Humphreys will be in charge when Wales target a surprise success against RBS 6 Nations Championship opponents Ireland at the Millennium Stadium.
While the Irish are just two wins away from securing their first Grand Slam since 1948, Wales have almost forgotten what victory feels like.
They have lost five successive championship games, and their last Cardiff triumph over the Irish came 20 years ago when Eddie Butler skippered Wales to a 23-9 verdict.
In stark contrast to Ireland, Wales are hurtling towards a first RBS 6 Nations whitewash.
Defeat tomorrow and then in France on Saturday week, would transform those worst fears into reality.
But if nothing else, Humphreys has brought a sense of infectious pride and passion to the table since Wales coach Steve Hansen summoned him from rugby's international wilderness last month.
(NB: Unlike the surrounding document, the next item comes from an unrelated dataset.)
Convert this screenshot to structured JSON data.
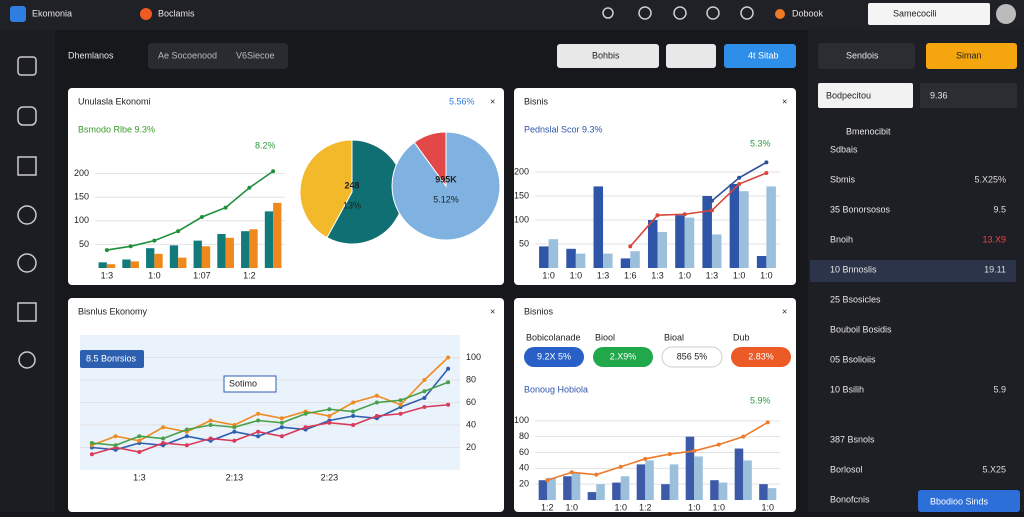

But as far as Humphreys is concerned, it was only ever going to be a short Indian summer, with the final curtain falling in Paris next week.
"It was always my intention to come back on a short-term basis. I have never thought about going to the World Cup later this year," he said.
"Bath have been excellent about this with me - coach Michael Foley has been superb - and with a year of my contract left at Bath, I want to be able to honour that.
"Saturday will be an emotional day, but you cannot let emotion cloud your objective."